Ces pays sont situés, les uns par rapport aux autres, de façon à pouvoir recourir aux offices d’un mutuel voisinage. Le bon pays est tout au plus à quelques jours de marche du pays plus déshérité, dont l’habitant a besoin d’un supplément de gains et de subsistances. Celui-ci peut trouver à sa portée les ressources qu’en d’autres contrées il faudrait aller chercher bien loin, avec moins de certitude, avec plus de risques. La France est une terre qui semble faite pour absorber en grande partie sa propre émigration. Une multitude d’impulsions locales, nées de différences juxtaposées de sol, y ont agi de façon à mettre les hommes à même de se fréquenter et de se connaître, dans un horizon toutefois restreint.

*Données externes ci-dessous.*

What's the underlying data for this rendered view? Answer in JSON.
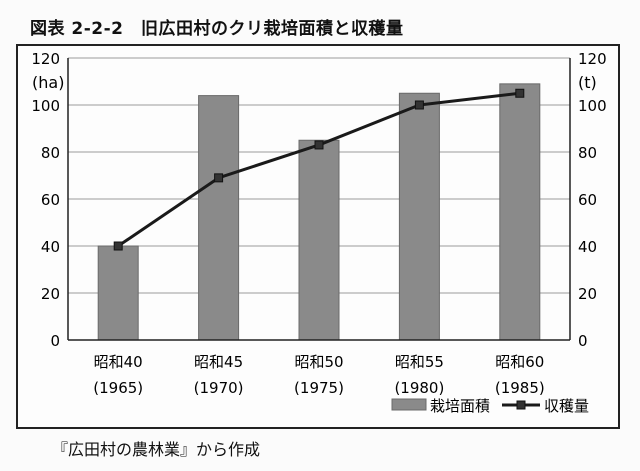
{
  "figure": {
    "title": "図表 2-2-2　旧広田村のクリ栽培面積と収穫量",
    "source": "『広田村の農林業』から作成"
  },
  "chart_data": {
    "type": "bar",
    "categories": [
      "昭和40\n(1965)",
      "昭和45\n(1970)",
      "昭和50\n(1975)",
      "昭和55\n(1980)",
      "昭和60\n(1985)"
    ],
    "series": [
      {
        "name": "栽培面積",
        "type": "bar",
        "axis": "left",
        "values": [
          40,
          104,
          85,
          105,
          109
        ],
        "color": "#8a8a8a"
      },
      {
        "name": "収穫量",
        "type": "line",
        "axis": "right",
        "values": [
          40,
          69,
          83,
          100,
          105
        ],
        "color": "#1a1a1a"
      }
    ],
    "ylabel_left": "(ha)",
    "ylabel_right": "(t)",
    "ylim_left": [
      0,
      120
    ],
    "ylim_right": [
      0,
      120
    ],
    "yticks": [
      0,
      20,
      40,
      60,
      80,
      100,
      120
    ],
    "grid": true,
    "legend": "bottom-right"
  }
}
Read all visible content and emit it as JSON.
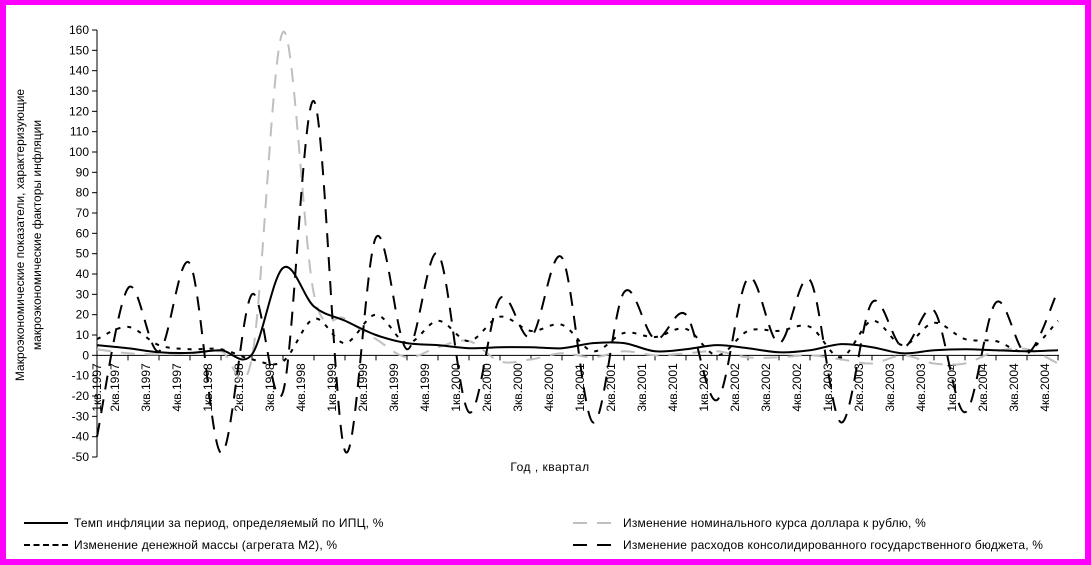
{
  "chart_data": {
    "type": "line",
    "title": "",
    "xlabel": "Год , квартал",
    "ylabel_lines": [
      "Макроэкономические показатели, характеризующие",
      "макроэкономические факторы инфляции"
    ],
    "ylim": [
      -50,
      160
    ],
    "ytick_step": 10,
    "grid": false,
    "legend_position": "bottom",
    "categories": [
      "1кв.1997",
      "2кв.1997",
      "3кв.1997",
      "4кв.1997",
      "1кв.1998",
      "2кв.1998",
      "3кв.1998",
      "4кв.1998",
      "1кв.1999",
      "2кв.1999",
      "3кв.1999",
      "4кв.1999",
      "1кв.2000",
      "2кв.2000",
      "3кв.2000",
      "4кв.2000",
      "1кв.2001",
      "2кв.2001",
      "3кв.2001",
      "4кв.2001",
      "1кв.2002",
      "2кв.2002",
      "3кв.2002",
      "4кв.2002",
      "1кв.2003",
      "2кв.2003",
      "3кв.2003",
      "4кв.2003",
      "1кв.2004",
      "2кв.2004",
      "3кв.2004",
      "4кв.2004"
    ],
    "series": [
      {
        "name": "Темп инфляции за период, определяемый по ИПЦ, %",
        "color": "#000000",
        "style": "solid",
        "values": [
          5,
          3.5,
          1.5,
          1.2,
          2.5,
          0.5,
          43,
          24,
          17,
          10,
          6,
          5,
          3.5,
          4,
          4,
          3.5,
          6,
          6,
          2,
          3,
          5,
          3.5,
          1.5,
          2.5,
          5.5,
          4,
          1,
          2.5,
          3,
          2.5,
          2,
          2.5
        ]
      },
      {
        "name": "Изменение денежной массы (агрегата М2), %",
        "color": "#000000",
        "style": "short-dash",
        "values": [
          8,
          14,
          5,
          3,
          3,
          -2,
          -3,
          18,
          6,
          20,
          6,
          17,
          7,
          19,
          12,
          15,
          2,
          11,
          9,
          13,
          0,
          12,
          12,
          14,
          -1,
          17,
          5,
          16,
          8,
          7,
          2,
          17
        ]
      },
      {
        "name": "Изменение номинального курса доллара к рублю, %",
        "color": "#bfbfbf",
        "style": "long-dash",
        "values": [
          3,
          1,
          0.5,
          1,
          2,
          -1,
          159,
          30,
          18,
          8,
          -1,
          4,
          7,
          -3,
          -2,
          1,
          -1,
          2,
          0,
          1,
          2,
          -1,
          -1,
          0,
          -2,
          -4,
          0,
          -4,
          -4,
          2,
          3,
          -4
        ]
      },
      {
        "name": "Изменение расходов консолидированного государственного бюджета, %",
        "color": "#000000",
        "style": "long-dash",
        "values": [
          -40,
          33,
          2,
          45,
          -48,
          30,
          -18,
          125,
          -47,
          58,
          3,
          50,
          -28,
          28,
          9,
          48,
          -33,
          31,
          8,
          20,
          -22,
          38,
          6,
          37,
          -33,
          26,
          4,
          22,
          -28,
          26,
          1,
          32
        ]
      }
    ]
  }
}
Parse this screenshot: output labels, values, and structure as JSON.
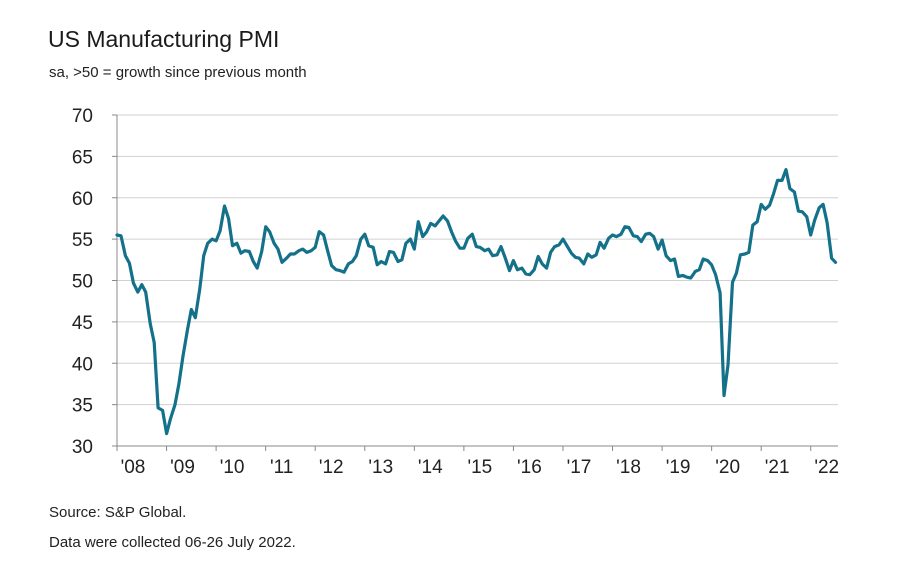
{
  "title": "US Manufacturing PMI",
  "subtitle": "sa, >50 = growth since previous month",
  "source": "Source: S&P Global.",
  "collected": "Data were collected 06-26 July 2022.",
  "colors": {
    "line": "#14718a",
    "grid": "#d0d0d0",
    "axis": "#888888"
  },
  "chart_data": {
    "type": "line",
    "title": "US Manufacturing PMI",
    "subtitle": "sa, >50 = growth since previous month",
    "xlabel": "",
    "ylabel": "",
    "ylim": [
      30,
      70
    ],
    "yticks": [
      30,
      35,
      40,
      45,
      50,
      55,
      60,
      65,
      70
    ],
    "xlim": [
      2008.0,
      2022.55
    ],
    "xtick_values": [
      2008,
      2009,
      2010,
      2011,
      2012,
      2013,
      2014,
      2015,
      2016,
      2017,
      2018,
      2019,
      2020,
      2021,
      2022
    ],
    "xtick_labels": [
      "'08",
      "'09",
      "'10",
      "'11",
      "'12",
      "'13",
      "'14",
      "'15",
      "'16",
      "'17",
      "'18",
      "'19",
      "'20",
      "'21",
      "'22"
    ],
    "grid": true,
    "series": [
      {
        "name": "US Manufacturing PMI",
        "x": [
          2008.0,
          2008.08,
          2008.17,
          2008.25,
          2008.33,
          2008.42,
          2008.5,
          2008.58,
          2008.67,
          2008.75,
          2008.83,
          2008.92,
          2009.0,
          2009.08,
          2009.17,
          2009.25,
          2009.33,
          2009.42,
          2009.5,
          2009.58,
          2009.67,
          2009.75,
          2009.83,
          2009.92,
          2010.0,
          2010.08,
          2010.17,
          2010.25,
          2010.33,
          2010.42,
          2010.5,
          2010.58,
          2010.67,
          2010.75,
          2010.83,
          2010.92,
          2011.0,
          2011.08,
          2011.17,
          2011.25,
          2011.33,
          2011.42,
          2011.5,
          2011.58,
          2011.67,
          2011.75,
          2011.83,
          2011.92,
          2012.0,
          2012.08,
          2012.17,
          2012.25,
          2012.33,
          2012.42,
          2012.5,
          2012.58,
          2012.67,
          2012.75,
          2012.83,
          2012.92,
          2013.0,
          2013.08,
          2013.17,
          2013.25,
          2013.33,
          2013.42,
          2013.5,
          2013.58,
          2013.67,
          2013.75,
          2013.83,
          2013.92,
          2014.0,
          2014.08,
          2014.17,
          2014.25,
          2014.33,
          2014.42,
          2014.5,
          2014.58,
          2014.67,
          2014.75,
          2014.83,
          2014.92,
          2015.0,
          2015.08,
          2015.17,
          2015.25,
          2015.33,
          2015.42,
          2015.5,
          2015.58,
          2015.67,
          2015.75,
          2015.83,
          2015.92,
          2016.0,
          2016.08,
          2016.17,
          2016.25,
          2016.33,
          2016.42,
          2016.5,
          2016.58,
          2016.67,
          2016.75,
          2016.83,
          2016.92,
          2017.0,
          2017.08,
          2017.17,
          2017.25,
          2017.33,
          2017.42,
          2017.5,
          2017.58,
          2017.67,
          2017.75,
          2017.83,
          2017.92,
          2018.0,
          2018.08,
          2018.17,
          2018.25,
          2018.33,
          2018.42,
          2018.5,
          2018.58,
          2018.67,
          2018.75,
          2018.83,
          2018.92,
          2019.0,
          2019.08,
          2019.17,
          2019.25,
          2019.33,
          2019.42,
          2019.5,
          2019.58,
          2019.67,
          2019.75,
          2019.83,
          2019.92,
          2020.0,
          2020.08,
          2020.17,
          2020.25,
          2020.33,
          2020.42,
          2020.5,
          2020.58,
          2020.67,
          2020.75,
          2020.83,
          2020.92,
          2021.0,
          2021.08,
          2021.17,
          2021.25,
          2021.33,
          2021.42,
          2021.5,
          2021.58,
          2021.67,
          2021.75,
          2021.83,
          2021.92,
          2022.0,
          2022.08,
          2022.17,
          2022.25,
          2022.33,
          2022.42,
          2022.5
        ],
        "values": [
          55.5,
          55.4,
          53.0,
          52.1,
          49.7,
          48.6,
          49.5,
          48.6,
          44.8,
          42.5,
          34.6,
          34.3,
          31.5,
          33.3,
          35.0,
          37.5,
          40.8,
          44.0,
          46.5,
          45.5,
          49.0,
          53.0,
          54.5,
          55.0,
          54.8,
          56.0,
          59.0,
          57.5,
          54.2,
          54.5,
          53.3,
          53.6,
          53.5,
          52.3,
          51.5,
          53.5,
          56.5,
          55.9,
          54.5,
          53.8,
          52.2,
          52.7,
          53.2,
          53.2,
          53.6,
          53.8,
          53.4,
          53.6,
          54.0,
          55.9,
          55.5,
          53.6,
          51.8,
          51.3,
          51.2,
          51.0,
          52.0,
          52.3,
          53.0,
          55.0,
          55.6,
          54.2,
          54.0,
          51.9,
          52.3,
          52.0,
          53.5,
          53.4,
          52.3,
          52.5,
          54.5,
          55.0,
          53.8,
          57.1,
          55.3,
          55.9,
          56.9,
          56.6,
          57.2,
          57.8,
          57.2,
          55.9,
          54.8,
          53.9,
          53.9,
          55.1,
          55.6,
          54.1,
          54.0,
          53.6,
          53.8,
          53.0,
          53.1,
          54.1,
          52.8,
          51.2,
          52.4,
          51.3,
          51.5,
          50.8,
          50.7,
          51.3,
          52.9,
          52.0,
          51.5,
          53.4,
          54.1,
          54.3,
          55.0,
          54.2,
          53.3,
          52.8,
          52.7,
          52.0,
          53.2,
          52.8,
          53.1,
          54.6,
          53.9,
          55.1,
          55.5,
          55.3,
          55.6,
          56.5,
          56.4,
          55.4,
          55.3,
          54.7,
          55.6,
          55.7,
          55.3,
          53.8,
          54.9,
          53.0,
          52.4,
          52.6,
          50.5,
          50.6,
          50.4,
          50.3,
          51.1,
          51.3,
          52.6,
          52.4,
          51.9,
          50.7,
          48.5,
          36.1,
          39.8,
          49.8,
          50.9,
          53.1,
          53.2,
          53.4,
          56.7,
          57.1,
          59.2,
          58.6,
          59.1,
          60.5,
          62.1,
          62.1,
          63.4,
          61.1,
          60.7,
          58.4,
          58.3,
          57.7,
          55.5,
          57.3,
          58.8,
          59.2,
          57.0,
          52.7,
          52.2
        ]
      }
    ]
  }
}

Plus on analyse le sol, plus on acquiert le sentiment de ce qu’a pu être en France la vie locale. Aussi des courants locaux, facilement reconnaissables encore aujourd’hui, se sont formés spontanément à la faveur de la variété des terrains. Leurs buts sont rarement éloignés : marchés, foires ou fêtes dans le voisinage, tournées périodiques aux époques de morte-saison, enrôlements au temps des moissons. Mais ces dates attendues et espérées prennent place dans les préoccupations ordinaires de la vie. Les différences qui sont mises par là en rapport ne sont pas de celles qui ouvrent des horizons lointains; ce sont des contrastes simples et familiers, qui s’expriment par dictons, proverbes ou quolibets. Malgré tout il en résulte une ventilation salubre. On est moins étranger l’un à l’autre. Il se forme un ensemble d’habitudes dont s’est visiblement imprégnée la psychologie du paysan de France.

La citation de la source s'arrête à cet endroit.